The last time my father cooked, he’d started a fire. Hastily, I said, “I’ll cook the meal like I’m doing all the others. The only catch is I don’t have a really good cookbook with me-I’ll have to think up some impromptu things, I suppose”

“There will be nine of us, since Hiroshi invited Calvin Morita. I hope that isn’t a bad surprise?” he added, when he saw my face.

“How could you? What’s he going to do, bring along Jiro?”

“No, no, Calvin explained that he expects Jiro’s father to be in town, which means he can come alone.”

“Just my luck,” I said grimly.

“Thank you for understanding, Rei. Also, I wanted to ask if you had time to drive me to my first appointment at the Queen’s Medical Center today?”

“Yes, of course. What time?” I was in the mood to get away from Kainani.

“It’s at two, but I thought we could go in earlier, and I’d take you to lunch at Chinatown first. Then, during my appointment, you could start researching legal documents that pertain to the cottage situation.”

“But we already know there was no real estate transaction. If there was a deed giving the Shimuras claim to the land, Edwin would have been able to use it for his earlier lawsuit.”

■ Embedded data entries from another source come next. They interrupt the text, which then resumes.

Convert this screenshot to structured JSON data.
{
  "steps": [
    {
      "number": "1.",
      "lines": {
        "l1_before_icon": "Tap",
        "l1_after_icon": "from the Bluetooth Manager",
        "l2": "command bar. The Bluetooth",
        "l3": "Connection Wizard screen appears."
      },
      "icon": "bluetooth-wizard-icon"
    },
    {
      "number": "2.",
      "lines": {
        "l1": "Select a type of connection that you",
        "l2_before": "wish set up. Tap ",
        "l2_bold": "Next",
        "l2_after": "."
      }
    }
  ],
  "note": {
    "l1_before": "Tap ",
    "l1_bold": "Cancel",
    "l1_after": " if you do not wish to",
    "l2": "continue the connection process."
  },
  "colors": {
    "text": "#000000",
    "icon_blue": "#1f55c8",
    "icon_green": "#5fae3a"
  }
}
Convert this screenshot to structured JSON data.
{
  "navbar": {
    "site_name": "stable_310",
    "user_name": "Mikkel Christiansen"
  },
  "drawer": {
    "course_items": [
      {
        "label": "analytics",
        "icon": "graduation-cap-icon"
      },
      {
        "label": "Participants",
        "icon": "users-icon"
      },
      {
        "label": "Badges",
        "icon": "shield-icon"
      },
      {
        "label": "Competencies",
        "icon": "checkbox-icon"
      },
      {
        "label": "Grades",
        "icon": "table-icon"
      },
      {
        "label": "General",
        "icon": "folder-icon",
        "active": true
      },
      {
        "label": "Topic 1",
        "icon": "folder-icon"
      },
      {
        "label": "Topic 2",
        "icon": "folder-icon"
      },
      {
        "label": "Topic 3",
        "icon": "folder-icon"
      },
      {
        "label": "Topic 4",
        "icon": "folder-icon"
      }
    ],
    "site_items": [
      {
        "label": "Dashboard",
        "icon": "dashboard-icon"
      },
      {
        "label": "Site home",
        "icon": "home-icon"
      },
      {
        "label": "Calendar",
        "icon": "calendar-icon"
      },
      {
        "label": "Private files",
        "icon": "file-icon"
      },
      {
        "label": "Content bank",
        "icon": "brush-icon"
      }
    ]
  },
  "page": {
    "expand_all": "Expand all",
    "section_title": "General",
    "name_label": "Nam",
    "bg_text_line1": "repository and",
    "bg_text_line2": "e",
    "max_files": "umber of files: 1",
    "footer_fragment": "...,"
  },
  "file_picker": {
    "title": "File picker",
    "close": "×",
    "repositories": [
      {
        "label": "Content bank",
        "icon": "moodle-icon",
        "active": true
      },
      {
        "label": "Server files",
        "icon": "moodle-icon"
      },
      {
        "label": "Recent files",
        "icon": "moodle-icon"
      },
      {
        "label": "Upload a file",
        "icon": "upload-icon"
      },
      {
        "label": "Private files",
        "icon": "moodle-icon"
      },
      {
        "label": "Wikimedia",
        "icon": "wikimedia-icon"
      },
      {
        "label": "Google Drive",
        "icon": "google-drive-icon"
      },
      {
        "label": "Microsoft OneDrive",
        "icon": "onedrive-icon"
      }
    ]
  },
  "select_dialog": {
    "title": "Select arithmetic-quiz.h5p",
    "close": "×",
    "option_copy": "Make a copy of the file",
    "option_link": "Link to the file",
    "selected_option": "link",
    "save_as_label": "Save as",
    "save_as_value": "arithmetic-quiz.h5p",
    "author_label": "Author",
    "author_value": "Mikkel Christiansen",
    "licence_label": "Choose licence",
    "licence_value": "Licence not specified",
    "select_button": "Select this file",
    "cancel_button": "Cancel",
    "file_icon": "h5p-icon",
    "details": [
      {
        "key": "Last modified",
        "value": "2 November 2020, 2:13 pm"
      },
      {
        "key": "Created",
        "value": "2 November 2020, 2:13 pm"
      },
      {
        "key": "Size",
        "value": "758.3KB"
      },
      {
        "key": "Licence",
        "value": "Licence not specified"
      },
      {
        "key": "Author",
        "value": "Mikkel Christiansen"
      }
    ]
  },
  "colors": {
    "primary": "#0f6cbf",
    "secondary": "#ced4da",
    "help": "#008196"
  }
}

“You’ve said from the start that you don’t trust Edwin,” my father said. “So it’s better for us to verify all the facts personally.”

“But you’re supposed to be relaxing, not running around doing research.”

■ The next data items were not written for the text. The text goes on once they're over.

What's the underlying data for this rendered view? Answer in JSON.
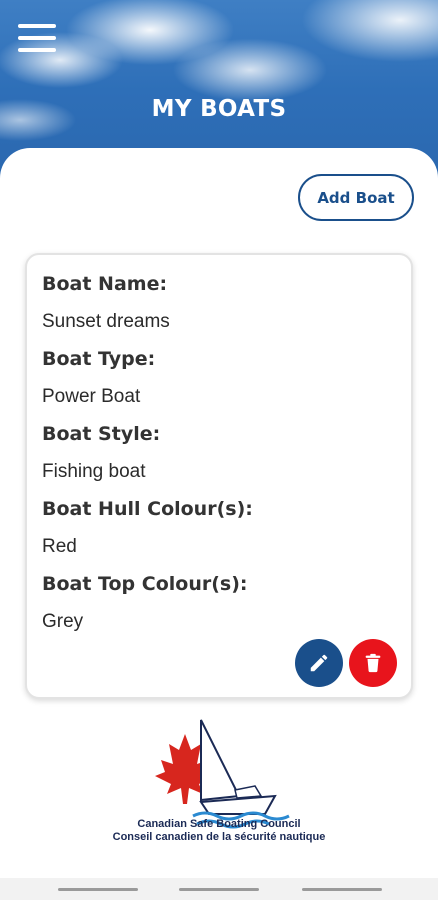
{
  "header": {
    "title": "MY BOATS",
    "menu_icon": "hamburger-menu-icon"
  },
  "actions": {
    "add_boat_label": "Add Boat"
  },
  "boat": {
    "fields": [
      {
        "label": "Boat Name:",
        "value": "Sunset dreams"
      },
      {
        "label": "Boat Type:",
        "value": "Power Boat"
      },
      {
        "label": "Boat Style:",
        "value": "Fishing boat"
      },
      {
        "label": "Boat Hull Colour(s):",
        "value": "Red"
      },
      {
        "label": "Boat Top Colour(s):",
        "value": "Grey"
      }
    ],
    "edit_icon": "pencil-icon",
    "delete_icon": "trash-icon"
  },
  "logo": {
    "line_en": "Canadian Safe Boating Council",
    "line_fr": "Conseil canadien de la sécurité nautique"
  },
  "colors": {
    "primary": "#1a4f8b",
    "danger": "#e8141c",
    "sky": "#2e6fb8"
  }
}
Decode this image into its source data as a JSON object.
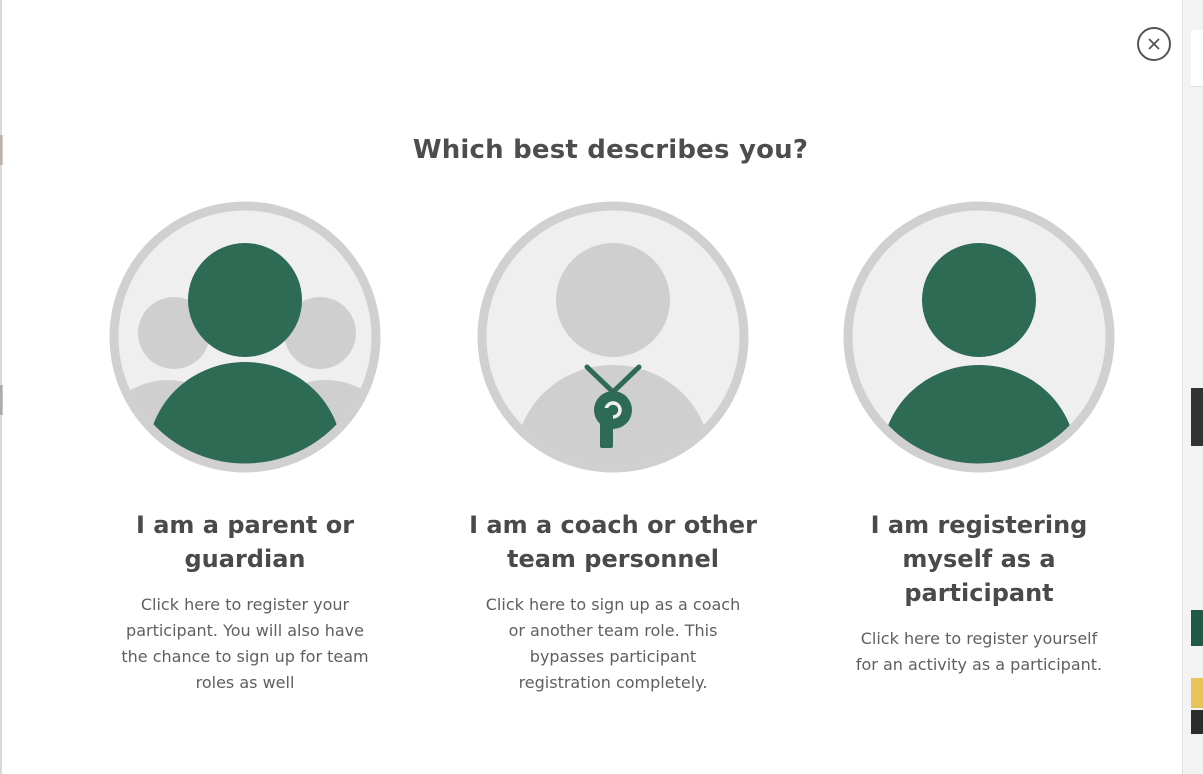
{
  "dialog": {
    "title": "Which best describes you?",
    "close_icon": "close-icon"
  },
  "options": [
    {
      "heading": "I am a parent or guardian",
      "description": "Click here to register your participant. You will also have the chance to sign up for team roles as well",
      "icon": "family-avatar-icon"
    },
    {
      "heading": "I am a coach or other team personnel",
      "description": "Click here to sign up as a coach or another team role. This bypasses participant registration completely.",
      "icon": "coach-whistle-avatar-icon"
    },
    {
      "heading": "I am registering myself as a participant",
      "description": "Click here to register yourself for an activity as a participant.",
      "icon": "participant-avatar-icon"
    }
  ],
  "colors": {
    "accent": "#2d6b55",
    "avatar_bg": "#efefef",
    "avatar_ring": "#d0d0d0",
    "silhouette_gray": "#cccccc"
  }
}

“It won’t be so bad for me, if you help out. Hiroshi and Tsutomu are helping, too.”

“How?”

“My brother agreed to talk to a realtor about land values, and Tsutomu is going to try to reach the lawyer Edwin worked with before.”

I blinked water out of my eyes, thinking that my father had done more groundwork than I thought him capable of. Still, I doubted a land records search would turn up anything more than we had already learned from the appraiser’s report we’d seen the evening before. I said, “We must find a way to speak with Uncle Yosh privately. He probably could tell us some things that would make the situation clear. But do you want to do that, Dad? I mean, you’re closer in age to him, and a man.”

“I don’t think so. Yesterday when we met, he refused to speak Japanese. He’s deeply conflicted about his identity. You have more of a…colloquial way about you than I do. You’re the American. I believe you’ll be more successful.”

“We’ll see,” I said. “But I hardly know how to bring it up, with Edwin always hovering and interrupting.”

“You might ask Great-Uncle Yoshitsune to take you shopping before you prepare the meal. That will give you some privacy.”

As my father and I climbed out of the pool, I shot a glance over my shoulder. Jiro and Calvin were together on lounge chairs on the other side of the pool, far enough that they couldn’t over hear us-or so I hoped.

10

AFTER PHONING UNCLE Yosh to set up our next-day shopping trip, my father and I set off for Honolulu. It was midday, so there was little traffic, and I had a chance to enjoy the massive mountains on the north side of the highway, and the sparkling sea on the south, although I knew I should ban those words from my vocabulary; in Hawaii, north and south were replaced by mauka, meaning ‘mountainside’, and makai, which meant ‘toward the sea’.